The reason so many teenagers have access to opiates is that they are typically prescribed as pain relievers. Many parents have prescriptions to these drugs and give them to their teens when the children experience pain. Because the use of pharmaceutical products is normalized in our culture, it is easy for teens to obtain them in high quantities. It only takes about two weeks of overuse and abuse of opiates to become addicted, and since teen bodies and brains are still developing, they are especially at risk.
Opiates may be pain relievers when used properly, but opiate abuse among teens is on the rise due to the high feeling they get after ingesting the medicine. Vicodin and OxyContin are popular opiates abused by teenagers because they are so easy to find in their homes and the homes of their friends. These two narcotics may be viewed as “gateway opiates”, as abusing them easily leads to heroin use. Every day, 2500 young people between twelve and seventeen years of age will abuse a pain reliever for the first time.
When taken as prescribed by doctors, opiates rarely result in addiction. This is due to proper monitoring and regulation of the drugs. However, when developing bodies use medications that were not meant for them in unhealthy quantities, addiction is the likely result.

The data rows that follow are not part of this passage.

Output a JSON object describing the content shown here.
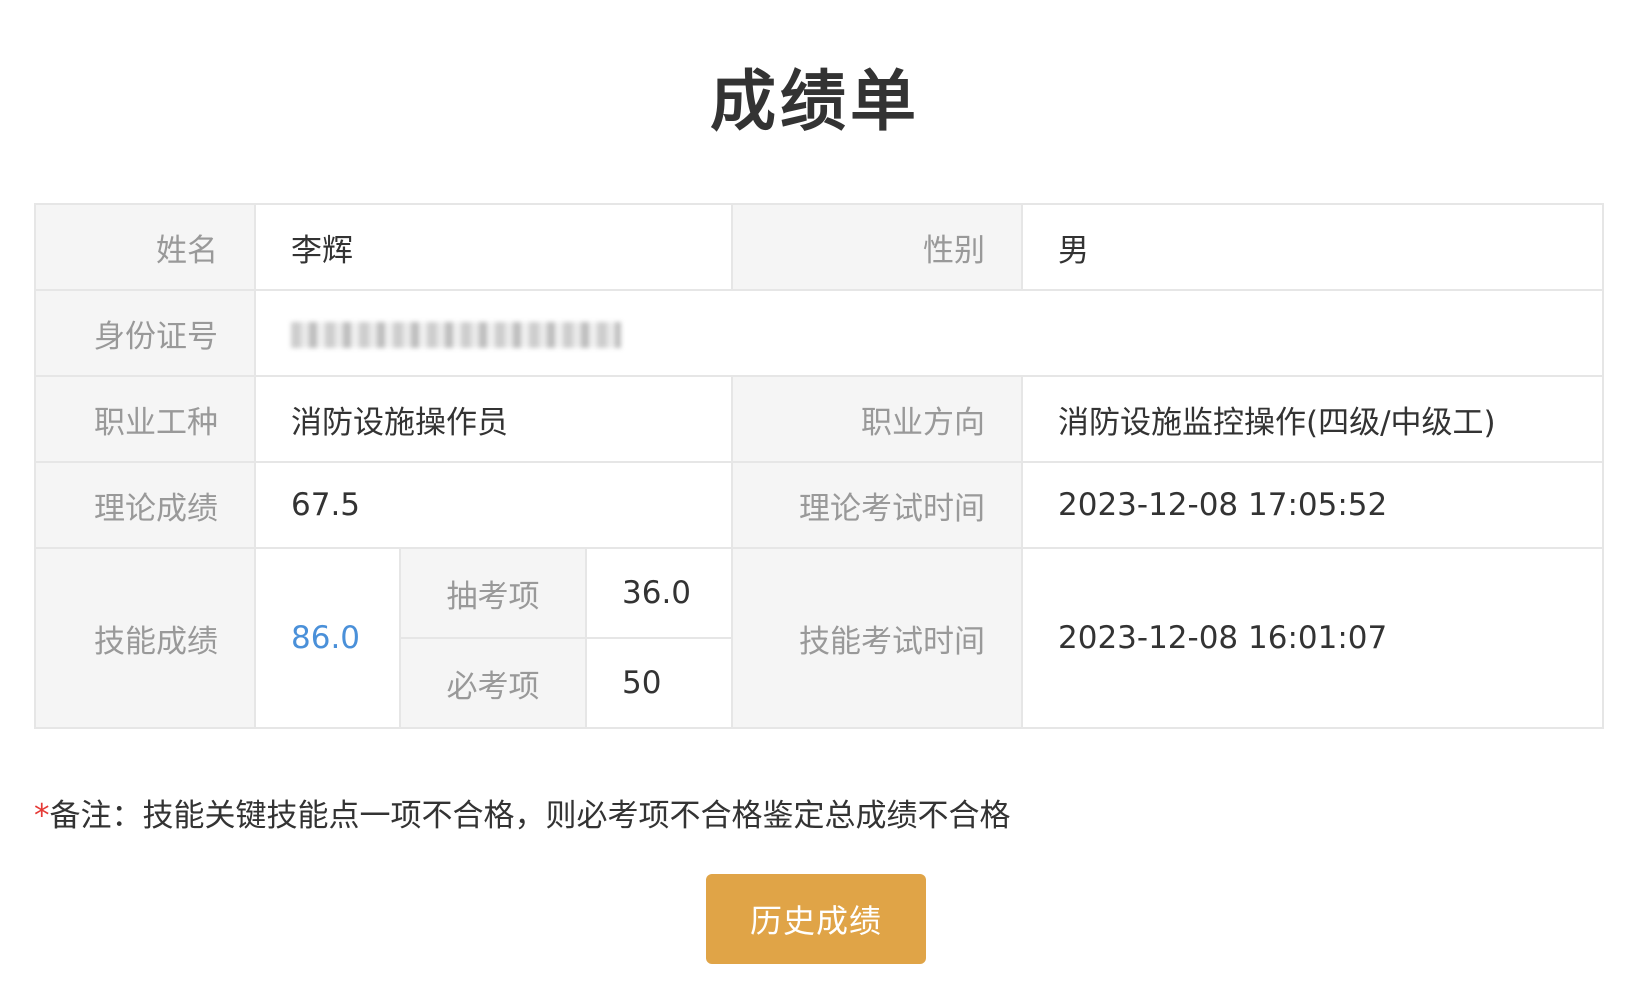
{
  "page": {
    "title": "成绩单"
  },
  "record": {
    "name_label": "姓名",
    "name_value": "李辉",
    "gender_label": "性别",
    "gender_value": "男",
    "id_label": "身份证号",
    "occupation_label": "职业工种",
    "occupation_value": "消防设施操作员",
    "direction_label": "职业方向",
    "direction_value": "消防设施监控操作(四级/中级工)",
    "theory_score_label": "理论成绩",
    "theory_score_value": "67.5",
    "theory_time_label": "理论考试时间",
    "theory_time_value": "2023-12-08 17:05:52",
    "skill_score_label": "技能成绩",
    "skill_score_value": "86.0",
    "sampled_item_label": "抽考项",
    "sampled_item_value": "36.0",
    "required_item_label": "必考项",
    "required_item_value": "50",
    "skill_time_label": "技能考试时间",
    "skill_time_value": "2023-12-08 16:01:07"
  },
  "note": {
    "star": "*",
    "text": "备注：技能关键技能点一项不合格，则必考项不合格鉴定总成绩不合格"
  },
  "actions": {
    "history_label": "历史成绩"
  },
  "colors": {
    "accent_button": "#e0a447",
    "skill_score": "#4a90d9",
    "required_star": "#e53935"
  }
}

According to the United States Office of National Drug Control Policy, opiate overdoses from prescription drugs are on the rise.
Opiate Abuse Among Teens
Opiate abuse among teens is dangerous and on the rise. An abundance of available prescription drugs combined with the normalization of using them has resulted in addiction and overdose amongst our youth. Prescription painkillers make life easier for so many people, but for teens who abuse them, they complicate life unnecessarily.